German propulsion system manufacturer Schottel has reported that its RudderPropeller thrusters will power the world’s first hydrogen-powered tug under construction in Spain for the fleet of Port of Antwerp-Bruges.

Shiphandling tug owners mulling over their options when considering which ‘fuel’ to use for their new vessels have quite a choice now.

Schottel thrusters will power Port of Antwerp-Bruges hydrogen-powered tug (Schottel - Port of Antwerp-Bruge)

Schottel thrusters will power Port of Antwerp-Bruges hydrogen-powered tug (Schottel - Port of Antwerp-Bruge)

Requirements and restrictions within the area of operation will of course have an influence along with the availability of different fuels at the vessel’s home port, and with commentators in the energy industry viewing LNG as a transitional fuel other options including biofuels are gaining popularity.

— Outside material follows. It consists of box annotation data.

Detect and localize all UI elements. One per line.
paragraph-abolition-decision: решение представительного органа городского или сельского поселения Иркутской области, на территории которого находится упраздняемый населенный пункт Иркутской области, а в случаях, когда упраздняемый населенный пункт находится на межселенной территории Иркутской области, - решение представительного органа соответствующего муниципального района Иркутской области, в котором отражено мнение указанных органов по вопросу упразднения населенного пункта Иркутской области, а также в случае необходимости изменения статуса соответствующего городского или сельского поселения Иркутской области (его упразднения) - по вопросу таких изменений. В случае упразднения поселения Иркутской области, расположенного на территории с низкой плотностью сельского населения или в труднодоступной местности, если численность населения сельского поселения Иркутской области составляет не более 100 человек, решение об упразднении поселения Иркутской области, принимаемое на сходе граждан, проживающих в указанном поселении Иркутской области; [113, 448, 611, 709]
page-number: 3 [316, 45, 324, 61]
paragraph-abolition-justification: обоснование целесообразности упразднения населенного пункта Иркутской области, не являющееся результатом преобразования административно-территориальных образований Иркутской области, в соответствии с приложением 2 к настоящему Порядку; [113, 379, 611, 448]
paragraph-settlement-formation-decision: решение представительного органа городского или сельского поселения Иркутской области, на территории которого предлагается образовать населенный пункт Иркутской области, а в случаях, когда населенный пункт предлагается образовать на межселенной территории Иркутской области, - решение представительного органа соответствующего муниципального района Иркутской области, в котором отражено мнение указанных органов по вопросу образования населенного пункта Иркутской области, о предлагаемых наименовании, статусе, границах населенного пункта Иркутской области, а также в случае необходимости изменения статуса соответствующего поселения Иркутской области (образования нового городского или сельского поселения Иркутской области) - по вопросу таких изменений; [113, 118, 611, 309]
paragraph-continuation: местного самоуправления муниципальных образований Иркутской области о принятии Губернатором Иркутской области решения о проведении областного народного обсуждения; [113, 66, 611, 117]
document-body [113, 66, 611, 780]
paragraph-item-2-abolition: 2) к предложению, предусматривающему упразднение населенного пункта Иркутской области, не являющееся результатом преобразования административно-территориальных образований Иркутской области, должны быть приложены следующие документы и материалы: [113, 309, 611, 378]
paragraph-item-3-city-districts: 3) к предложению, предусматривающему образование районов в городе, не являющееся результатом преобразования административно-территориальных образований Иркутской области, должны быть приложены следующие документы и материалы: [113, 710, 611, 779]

All-electric tugs are perhaps different, being more location-specific, but looking to the future, hydrogen is attracting attention (including for non-marine applications) and is the option Port of Antwerp-Bruges has chosen as part of its transition to a sustainable CO2-neutral port in what promises to be a significant European tug delivery in early 2023.

In associated news, Port of Rotterdam earlier reported that in collaboration with exporting countries and others, it can supply Northwest Europe with 4.6 million tonnes of hydrogen annually by 2030, including from Shell’s plant at Maasvlakte 2. This is due to commence producing hydrogen in 2025 using renewable energy from Hollandse Kust (noord) windfarm for Shell’s energy and chemical park in Rotterdam, replacing some of the grey hydrogen use at the refinery as well as expanding the refueling network, in particular for commercial road transport.

The main propulsion system for Port of Antwerp-Bruges tug will be Schottel RudderPropellers type SRP 460 (2,000kW each), featuring 2.4m diameter propellers producing around 65tbp for the 30m long, 12.5m wide vessel.

The thrusters will be driven by combustion engines burning hydrogen in combination with diesel. Hydrogen combustion does not emit any CO2 and particle filters combined with the catalyser will result in minimal emissions of NOx and particulates.

The tug was launched recently by the Spanish shipyard Astilleros Armon and is due to commence operations at Antwerp in early 2023.

Jacques Vandermeiren, CEO at Port of Antwerp-Bruges, said: “With the Hydrotug, the Port of Antwerp-Bruges is making an important step in the transition to a sustainable, CO2-neutral port. The port is systematically pursuing a policy of making its entire fleet eco-friendly by incorporating the most environment-friendly technologies available on the market.”